Jóvenes de la Universidad Tecnológica de Cancún tuvieron la oportunidad de escuchar la plática motivacional de la quintanarroense Aylin Andrea Ravell Iglesias, jugadora de la selección nacional de voleibol sub 19, y de Aylin Iglesias Chaviano, ex jugadora de la selección cubana de voleibol, como parte del ciclo de conferencias «Inspiración que transforma». El rector Enrique Baños Abedun de Lima destacó que estas charlas buscan invitar a personalidades destacadas en el ámbito profesional, deportivo o cultural para motivar a los universitarios en su presente y futuro, y mostró su admiración por ambas deportistas (madre e hija), quienes han demostrado sus capacidades y resiliencia por el hecho de ser mujeres y participar en actividades deportivas de alto nivel.

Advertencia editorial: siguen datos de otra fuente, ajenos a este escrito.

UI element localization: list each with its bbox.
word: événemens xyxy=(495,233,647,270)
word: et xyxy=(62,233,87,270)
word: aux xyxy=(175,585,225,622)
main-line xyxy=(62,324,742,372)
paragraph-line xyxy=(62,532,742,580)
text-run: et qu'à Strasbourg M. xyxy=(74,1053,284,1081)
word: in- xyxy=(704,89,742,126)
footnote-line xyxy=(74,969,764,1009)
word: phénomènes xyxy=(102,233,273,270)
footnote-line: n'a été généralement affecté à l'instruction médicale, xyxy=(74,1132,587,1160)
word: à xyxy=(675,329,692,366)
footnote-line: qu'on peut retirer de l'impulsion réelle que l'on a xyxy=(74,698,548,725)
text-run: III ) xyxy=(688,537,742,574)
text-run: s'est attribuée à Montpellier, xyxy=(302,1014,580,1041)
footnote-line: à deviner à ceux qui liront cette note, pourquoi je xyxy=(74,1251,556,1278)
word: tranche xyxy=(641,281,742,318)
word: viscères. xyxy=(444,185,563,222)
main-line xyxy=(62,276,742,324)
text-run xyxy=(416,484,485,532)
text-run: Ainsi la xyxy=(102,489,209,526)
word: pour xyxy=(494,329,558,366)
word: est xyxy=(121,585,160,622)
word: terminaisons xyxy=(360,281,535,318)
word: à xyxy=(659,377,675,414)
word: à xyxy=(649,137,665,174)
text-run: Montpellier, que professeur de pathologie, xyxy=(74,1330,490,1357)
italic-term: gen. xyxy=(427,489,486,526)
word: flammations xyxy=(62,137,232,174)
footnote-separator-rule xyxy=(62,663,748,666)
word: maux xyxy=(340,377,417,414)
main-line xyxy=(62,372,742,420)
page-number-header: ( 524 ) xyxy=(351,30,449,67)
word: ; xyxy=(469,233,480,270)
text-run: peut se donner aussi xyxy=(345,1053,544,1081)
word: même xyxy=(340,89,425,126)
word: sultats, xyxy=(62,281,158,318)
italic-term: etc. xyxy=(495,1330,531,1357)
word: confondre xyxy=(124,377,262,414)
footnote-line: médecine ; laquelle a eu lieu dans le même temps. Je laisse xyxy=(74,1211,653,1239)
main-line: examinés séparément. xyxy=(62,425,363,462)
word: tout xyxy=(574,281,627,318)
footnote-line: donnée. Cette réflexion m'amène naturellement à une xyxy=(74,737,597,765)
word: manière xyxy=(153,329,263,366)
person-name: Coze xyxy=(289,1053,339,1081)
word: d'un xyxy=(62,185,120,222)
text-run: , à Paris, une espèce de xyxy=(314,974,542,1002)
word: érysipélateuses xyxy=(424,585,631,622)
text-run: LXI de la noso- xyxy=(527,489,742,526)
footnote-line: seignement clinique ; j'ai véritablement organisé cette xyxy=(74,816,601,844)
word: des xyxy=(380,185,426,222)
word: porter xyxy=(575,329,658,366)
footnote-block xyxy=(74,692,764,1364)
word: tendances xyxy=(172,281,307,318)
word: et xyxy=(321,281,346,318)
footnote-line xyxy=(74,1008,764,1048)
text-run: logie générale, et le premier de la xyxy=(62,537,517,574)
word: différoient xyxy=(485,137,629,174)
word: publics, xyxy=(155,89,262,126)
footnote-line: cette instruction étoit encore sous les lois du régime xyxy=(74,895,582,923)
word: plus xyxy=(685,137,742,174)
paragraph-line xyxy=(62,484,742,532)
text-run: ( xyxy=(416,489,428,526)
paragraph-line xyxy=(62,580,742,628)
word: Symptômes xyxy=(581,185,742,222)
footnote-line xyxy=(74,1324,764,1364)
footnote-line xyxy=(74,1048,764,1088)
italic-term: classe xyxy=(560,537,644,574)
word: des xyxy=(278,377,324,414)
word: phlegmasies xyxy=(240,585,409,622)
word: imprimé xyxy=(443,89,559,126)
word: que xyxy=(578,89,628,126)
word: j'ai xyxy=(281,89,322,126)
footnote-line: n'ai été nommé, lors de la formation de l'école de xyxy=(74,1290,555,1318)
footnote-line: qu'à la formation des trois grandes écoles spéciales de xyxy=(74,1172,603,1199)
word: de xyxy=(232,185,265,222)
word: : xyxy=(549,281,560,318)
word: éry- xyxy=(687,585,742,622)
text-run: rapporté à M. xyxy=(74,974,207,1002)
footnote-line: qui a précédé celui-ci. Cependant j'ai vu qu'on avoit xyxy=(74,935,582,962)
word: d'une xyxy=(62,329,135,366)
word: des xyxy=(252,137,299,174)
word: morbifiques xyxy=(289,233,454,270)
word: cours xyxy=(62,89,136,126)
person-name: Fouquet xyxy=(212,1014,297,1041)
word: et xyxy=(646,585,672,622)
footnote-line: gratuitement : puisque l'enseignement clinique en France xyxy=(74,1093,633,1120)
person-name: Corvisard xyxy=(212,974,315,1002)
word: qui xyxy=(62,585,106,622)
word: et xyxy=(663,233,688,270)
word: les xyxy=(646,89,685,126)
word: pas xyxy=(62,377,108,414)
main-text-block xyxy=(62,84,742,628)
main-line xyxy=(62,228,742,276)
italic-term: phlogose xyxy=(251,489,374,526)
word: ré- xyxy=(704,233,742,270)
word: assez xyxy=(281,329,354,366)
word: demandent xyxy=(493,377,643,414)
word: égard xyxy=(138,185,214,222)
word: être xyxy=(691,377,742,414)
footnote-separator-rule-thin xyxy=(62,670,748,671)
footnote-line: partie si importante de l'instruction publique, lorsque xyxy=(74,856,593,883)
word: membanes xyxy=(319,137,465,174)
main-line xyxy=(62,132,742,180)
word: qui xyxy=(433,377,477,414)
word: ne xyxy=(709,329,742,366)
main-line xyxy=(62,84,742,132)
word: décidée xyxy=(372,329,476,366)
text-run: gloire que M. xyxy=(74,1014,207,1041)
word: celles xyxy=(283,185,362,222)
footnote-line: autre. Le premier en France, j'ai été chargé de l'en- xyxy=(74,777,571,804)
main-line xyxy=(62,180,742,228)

Aylin Ravell logró cumplir su sueño de formar parte de la selección nacional de voleibol, siendo la única quintanarroense en la plantilla, destacándose como bloqueadora y por su gran remate. Desde los 14 años fue elegida para ser parte de la selección nacional, experiencia que fue dura no solo por la separación de su familia, sino por enfrentar a otras aspirantes que la hacían a un lado y se burlaban de ella. Sin embargo, gracias al apoyo de su familia y a su fuerza mental, logró salir adelante y tuvo la oportunidad de ser representante de Quintana Roo en los juegos Conade 2023; en 2024 ganó la distinción como mejor opuesta en el torneo Norceca; y en 2025 se coronó como campeona nacional en la liga de los Estados Unidos y participó en el mundial sub 19 de voleibol. «Ser la primera quintanarroense en quedar en la selección mexicana, algo que no esperaba que pudiera suceder por la competencia que había, y también sentía un gran peso por lo que implicaba ser la primera en hacerlo», expresó la joven deportista.

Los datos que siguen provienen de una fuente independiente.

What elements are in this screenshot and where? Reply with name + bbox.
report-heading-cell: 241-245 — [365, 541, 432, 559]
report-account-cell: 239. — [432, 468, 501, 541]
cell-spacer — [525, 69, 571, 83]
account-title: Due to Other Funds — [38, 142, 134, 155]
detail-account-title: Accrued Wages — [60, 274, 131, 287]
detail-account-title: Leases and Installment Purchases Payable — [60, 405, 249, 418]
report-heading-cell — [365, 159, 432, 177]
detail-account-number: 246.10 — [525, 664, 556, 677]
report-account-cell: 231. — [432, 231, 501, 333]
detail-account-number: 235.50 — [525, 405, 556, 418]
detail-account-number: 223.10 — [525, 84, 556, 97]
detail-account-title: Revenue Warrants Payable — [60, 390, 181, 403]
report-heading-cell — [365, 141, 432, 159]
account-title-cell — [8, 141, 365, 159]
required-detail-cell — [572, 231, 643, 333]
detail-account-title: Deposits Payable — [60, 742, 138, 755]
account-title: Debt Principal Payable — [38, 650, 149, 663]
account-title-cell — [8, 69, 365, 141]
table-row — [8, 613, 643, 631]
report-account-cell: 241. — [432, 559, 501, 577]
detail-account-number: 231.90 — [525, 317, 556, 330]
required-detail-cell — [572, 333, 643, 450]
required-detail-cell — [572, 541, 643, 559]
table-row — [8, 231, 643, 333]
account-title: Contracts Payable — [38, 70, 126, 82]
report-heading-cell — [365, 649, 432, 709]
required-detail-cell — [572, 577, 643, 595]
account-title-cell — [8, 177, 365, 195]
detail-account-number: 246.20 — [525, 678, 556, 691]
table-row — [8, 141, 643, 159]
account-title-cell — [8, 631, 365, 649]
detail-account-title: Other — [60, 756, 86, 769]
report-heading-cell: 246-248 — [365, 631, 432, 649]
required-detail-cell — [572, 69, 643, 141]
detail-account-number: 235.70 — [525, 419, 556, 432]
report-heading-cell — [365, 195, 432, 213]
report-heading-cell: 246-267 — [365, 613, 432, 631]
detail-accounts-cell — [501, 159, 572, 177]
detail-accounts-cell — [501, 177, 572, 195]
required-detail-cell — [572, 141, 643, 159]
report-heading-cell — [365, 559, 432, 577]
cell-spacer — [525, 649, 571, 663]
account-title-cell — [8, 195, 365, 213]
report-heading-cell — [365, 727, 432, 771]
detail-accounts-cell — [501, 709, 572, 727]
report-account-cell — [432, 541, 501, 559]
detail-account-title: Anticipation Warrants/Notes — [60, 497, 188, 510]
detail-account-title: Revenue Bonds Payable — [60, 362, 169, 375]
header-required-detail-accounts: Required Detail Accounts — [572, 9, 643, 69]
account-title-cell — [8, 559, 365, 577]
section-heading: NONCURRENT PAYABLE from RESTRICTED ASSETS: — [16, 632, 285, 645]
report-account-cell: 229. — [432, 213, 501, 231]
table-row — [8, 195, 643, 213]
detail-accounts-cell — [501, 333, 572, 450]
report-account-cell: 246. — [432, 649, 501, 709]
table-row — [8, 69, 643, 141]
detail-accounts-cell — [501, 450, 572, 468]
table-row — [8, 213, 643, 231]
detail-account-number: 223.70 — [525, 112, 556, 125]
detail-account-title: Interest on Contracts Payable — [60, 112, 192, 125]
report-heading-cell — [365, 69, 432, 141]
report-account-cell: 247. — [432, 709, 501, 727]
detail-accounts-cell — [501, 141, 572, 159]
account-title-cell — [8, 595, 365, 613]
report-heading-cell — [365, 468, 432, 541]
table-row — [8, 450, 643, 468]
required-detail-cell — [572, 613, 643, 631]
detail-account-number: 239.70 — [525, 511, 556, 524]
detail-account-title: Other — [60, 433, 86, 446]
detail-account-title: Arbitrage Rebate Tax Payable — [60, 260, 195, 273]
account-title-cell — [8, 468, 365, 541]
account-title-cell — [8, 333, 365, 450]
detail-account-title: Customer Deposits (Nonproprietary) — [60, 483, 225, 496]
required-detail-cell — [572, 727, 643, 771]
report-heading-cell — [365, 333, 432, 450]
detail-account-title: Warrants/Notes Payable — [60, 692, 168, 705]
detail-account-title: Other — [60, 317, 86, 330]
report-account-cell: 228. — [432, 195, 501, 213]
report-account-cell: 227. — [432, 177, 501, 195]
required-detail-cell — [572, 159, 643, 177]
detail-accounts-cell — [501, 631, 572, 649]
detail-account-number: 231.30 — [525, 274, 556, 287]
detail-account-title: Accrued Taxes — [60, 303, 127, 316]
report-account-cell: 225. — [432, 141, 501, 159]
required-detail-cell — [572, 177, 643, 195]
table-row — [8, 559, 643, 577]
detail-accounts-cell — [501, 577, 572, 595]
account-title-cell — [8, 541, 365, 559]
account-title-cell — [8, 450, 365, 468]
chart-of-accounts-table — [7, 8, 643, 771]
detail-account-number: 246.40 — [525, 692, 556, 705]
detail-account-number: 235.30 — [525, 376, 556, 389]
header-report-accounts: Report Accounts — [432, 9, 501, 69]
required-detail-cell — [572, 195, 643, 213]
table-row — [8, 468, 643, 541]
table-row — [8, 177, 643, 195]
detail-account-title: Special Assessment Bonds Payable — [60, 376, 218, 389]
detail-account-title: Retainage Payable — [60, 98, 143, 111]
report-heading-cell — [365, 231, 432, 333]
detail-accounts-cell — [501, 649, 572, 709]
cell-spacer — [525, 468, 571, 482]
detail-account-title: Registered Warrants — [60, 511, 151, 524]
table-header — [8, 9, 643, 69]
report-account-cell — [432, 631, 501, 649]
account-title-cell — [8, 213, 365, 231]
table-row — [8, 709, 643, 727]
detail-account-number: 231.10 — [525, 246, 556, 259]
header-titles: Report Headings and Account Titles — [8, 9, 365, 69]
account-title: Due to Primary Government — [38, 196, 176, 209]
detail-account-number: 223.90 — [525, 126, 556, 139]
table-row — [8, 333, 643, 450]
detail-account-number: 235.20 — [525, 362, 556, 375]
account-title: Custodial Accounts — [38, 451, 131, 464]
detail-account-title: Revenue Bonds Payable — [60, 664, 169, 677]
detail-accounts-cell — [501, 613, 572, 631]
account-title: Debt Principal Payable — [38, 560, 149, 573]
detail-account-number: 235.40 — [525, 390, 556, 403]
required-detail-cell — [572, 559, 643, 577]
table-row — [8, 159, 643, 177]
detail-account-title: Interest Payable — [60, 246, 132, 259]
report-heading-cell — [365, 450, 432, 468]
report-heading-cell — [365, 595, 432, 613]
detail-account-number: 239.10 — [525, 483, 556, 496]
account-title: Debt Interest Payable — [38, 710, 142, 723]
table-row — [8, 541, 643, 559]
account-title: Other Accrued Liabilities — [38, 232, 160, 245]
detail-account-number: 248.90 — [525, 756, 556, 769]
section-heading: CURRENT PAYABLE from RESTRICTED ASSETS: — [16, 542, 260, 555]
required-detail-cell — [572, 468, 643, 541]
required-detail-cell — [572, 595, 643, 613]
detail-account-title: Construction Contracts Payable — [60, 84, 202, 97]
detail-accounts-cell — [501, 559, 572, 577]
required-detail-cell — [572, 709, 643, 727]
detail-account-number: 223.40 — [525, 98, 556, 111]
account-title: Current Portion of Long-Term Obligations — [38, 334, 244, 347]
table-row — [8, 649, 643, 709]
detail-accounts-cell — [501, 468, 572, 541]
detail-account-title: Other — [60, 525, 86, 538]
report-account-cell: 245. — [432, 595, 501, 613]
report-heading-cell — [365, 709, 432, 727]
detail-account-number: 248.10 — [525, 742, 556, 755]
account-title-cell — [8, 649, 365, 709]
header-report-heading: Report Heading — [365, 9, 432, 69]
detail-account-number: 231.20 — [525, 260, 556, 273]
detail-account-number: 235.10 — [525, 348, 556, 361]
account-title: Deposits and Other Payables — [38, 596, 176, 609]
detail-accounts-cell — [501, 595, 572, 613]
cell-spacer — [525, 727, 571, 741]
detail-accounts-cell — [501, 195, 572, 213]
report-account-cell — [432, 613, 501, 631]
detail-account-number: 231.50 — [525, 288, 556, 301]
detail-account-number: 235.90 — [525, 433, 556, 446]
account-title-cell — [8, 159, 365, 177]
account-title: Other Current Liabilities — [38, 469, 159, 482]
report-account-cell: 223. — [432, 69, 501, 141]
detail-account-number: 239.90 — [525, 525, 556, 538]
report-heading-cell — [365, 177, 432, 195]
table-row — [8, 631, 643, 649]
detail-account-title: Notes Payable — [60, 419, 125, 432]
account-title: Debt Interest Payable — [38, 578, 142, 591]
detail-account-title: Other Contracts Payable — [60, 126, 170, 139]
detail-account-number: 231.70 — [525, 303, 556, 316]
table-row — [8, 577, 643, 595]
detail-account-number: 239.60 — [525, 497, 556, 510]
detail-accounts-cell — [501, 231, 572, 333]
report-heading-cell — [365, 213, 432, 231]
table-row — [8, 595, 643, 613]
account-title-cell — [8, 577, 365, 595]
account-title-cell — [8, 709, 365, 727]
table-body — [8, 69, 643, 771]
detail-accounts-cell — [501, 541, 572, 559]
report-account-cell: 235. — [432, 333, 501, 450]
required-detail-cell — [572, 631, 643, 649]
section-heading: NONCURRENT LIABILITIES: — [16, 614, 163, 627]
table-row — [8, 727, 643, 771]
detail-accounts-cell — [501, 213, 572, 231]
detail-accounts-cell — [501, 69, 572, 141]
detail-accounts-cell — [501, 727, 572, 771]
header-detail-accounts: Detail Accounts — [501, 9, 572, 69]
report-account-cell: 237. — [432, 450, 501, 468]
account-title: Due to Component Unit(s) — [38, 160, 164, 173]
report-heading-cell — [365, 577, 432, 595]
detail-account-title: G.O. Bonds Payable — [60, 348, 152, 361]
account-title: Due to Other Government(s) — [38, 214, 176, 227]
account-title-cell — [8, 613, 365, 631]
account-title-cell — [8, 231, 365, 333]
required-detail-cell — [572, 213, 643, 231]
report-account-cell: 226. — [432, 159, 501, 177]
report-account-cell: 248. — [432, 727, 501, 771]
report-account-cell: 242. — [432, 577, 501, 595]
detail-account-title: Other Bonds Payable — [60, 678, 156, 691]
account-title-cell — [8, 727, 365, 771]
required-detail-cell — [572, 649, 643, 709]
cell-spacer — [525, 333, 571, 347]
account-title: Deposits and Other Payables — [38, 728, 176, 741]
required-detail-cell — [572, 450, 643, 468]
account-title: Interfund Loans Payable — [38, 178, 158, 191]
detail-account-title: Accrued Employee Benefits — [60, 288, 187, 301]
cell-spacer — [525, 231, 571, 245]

Por su parte, su mamá Aylin Iglesias Chaviano, ex jugadora de la selección nacional de Cuba que participó en juegos centroamericanos, panamericanos y torneos Norceca, y jugó de manera profesional en la liga de Italia y en la liga mexicana, recordó que a sus 12 años la eligieron para participar en la selección nacional de su país, lo que le implicó separarse de su familia y estar sola junto con decenas de niñas que luchaban por el mismo sueño. «El deporte es de corta vida y hay que seguir planeando el futuro con preparación», afirmó, y aconsejó a las y los presentes que de los errores se aprende y se crece, por lo que es importante educar la mente y creer en uno mismo. «Sueñen mucho, deseen, sean ambiciosos en todos sus gustos, necesidades, logros. No se rindan, no dejen de buscar sus objetivos aunque la gente les diga que no pueden», sentenció. Ambas exponentes agradecieron al rector de la UT Cancún, Enrique Baños, así como a los docentes por darles la oportunidad de compartir sus experiencias y transmitir a las y los universitarios la motivación que tuvieron para seguir adelante, para pararse después de caer y alcanzar sus metas.